State parks in Arkansas, in general, are the same way. Reserve ahead, and well ahead (a week or so may not even be enough time if you plan to camp on the weekends) if you want to guarantee a site.
This isn’t, however, an Arkansas problem. For the last decade, reservations on public lands with even the most modest of amenities have more and more turned to the reservation system.
All that said, some shining examples of Army Corp of Engineering campgrounds in Ouachita are Tompkins Bend, Denby Point, and Twin Creek, all on Lake Ouachita herself (which is actually a reservoir widening Ouachita River’s South Fork.) Occassionally, the COE offers free camping as well, such as at Cedar Fourche and Irons Fork.

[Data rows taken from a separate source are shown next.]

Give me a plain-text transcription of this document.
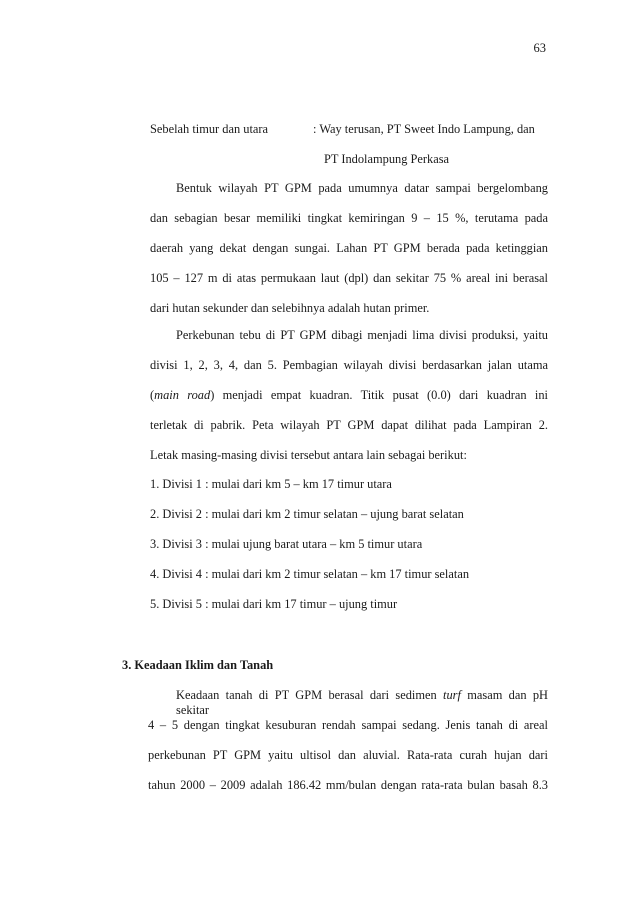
63
Sebelah timur dan utara	: Way terusan, PT Sweet Indo Lampung, dan
PT Indolampung Perkasa
Bentuk wilayah PT GPM pada umumnya datar sampai bergelombang
dan sebagian besar memiliki tingkat kemiringan 9 – 15 %, terutama pada
daerah yang dekat dengan sungai. Lahan PT GPM berada pada ketinggian
105 – 127 m di atas permukaan laut (dpl) dan sekitar 75 % areal ini berasal
dari hutan sekunder dan selebihnya adalah hutan primer.
Perkebunan tebu di PT GPM dibagi menjadi lima divisi produksi, yaitu
divisi 1, 2, 3, 4, dan 5. Pembagian wilayah divisi berdasarkan jalan utama
(main road) menjadi empat kuadran. Titik pusat (0.0) dari kuadran ini
terletak di pabrik. Peta wilayah PT GPM dapat dilihat pada Lampiran 2.
Letak masing-masing divisi tersebut antara lain sebagai berikut:
1. Divisi 1 : mulai dari km 5 – km 17 timur utara
2. Divisi 2 : mulai dari km 2 timur selatan – ujung barat selatan
3. Divisi 3 : mulai ujung barat utara – km 5 timur utara
4. Divisi 4 : mulai dari km 2 timur selatan – km 17 timur selatan
5. Divisi 5 : mulai dari km 17 timur – ujung timur
3. Keadaan Iklim dan Tanah
Keadaan tanah di PT GPM berasal dari sedimen turf masam dan pH sekitar
4 – 5 dengan tingkat kesuburan rendah sampai sedang. Jenis tanah di areal
perkebunan PT GPM yaitu ultisol dan aluvial. Rata-rata curah hujan dari
tahun 2000 – 2009 adalah 186.42 mm/bulan dengan rata-rata bulan basah 8.3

Though state parks can be found all around the outside of the national forest, only Lake Ouachita State Park and Queen Wilhelmina State Park are actually “in” the national forest, and both have a less than ideal camping setup, more like an RV park where you’re hookups-to-awning with your neighbor. Given that neither have full hookups, and with the other options in the forest, it’s hard to fathom why one might pay the $30+ nightly fee to stay at either.
When it comes to the actual national forest campgrounds, results vary widely but a few gems certainly exist.
At Shady Lake Campground you might be able to score a riverfront spot, but the accompanying nature trail, hiking trails and even flushing toilets round it out as a great family camping experience.
Free, dispersed camping is allowed, as the National Forest website puts it, “almost anywhere in the Ouachita National Forest.” This type of camping, while free, does require you to be a steward of the land and understand why it’s important to leave no trace.
There’s even a rare, full-hookups campground run by the national forest, Sylvia Lake, though of the 15 sites only two have sewer hookups as well, but all but one of the rest have at least water and electric. Decently spaced sites all around as well.
And the bonus spot, Blue Hole (think water, and sizable spaces.)
In general, even in the minuscule towns peppered throughout the forest, expect no cell service.
All in all, though, Arkansas is ranking high on our list of Southeastern states, especially when you’re getting away from the coast. Enjoy!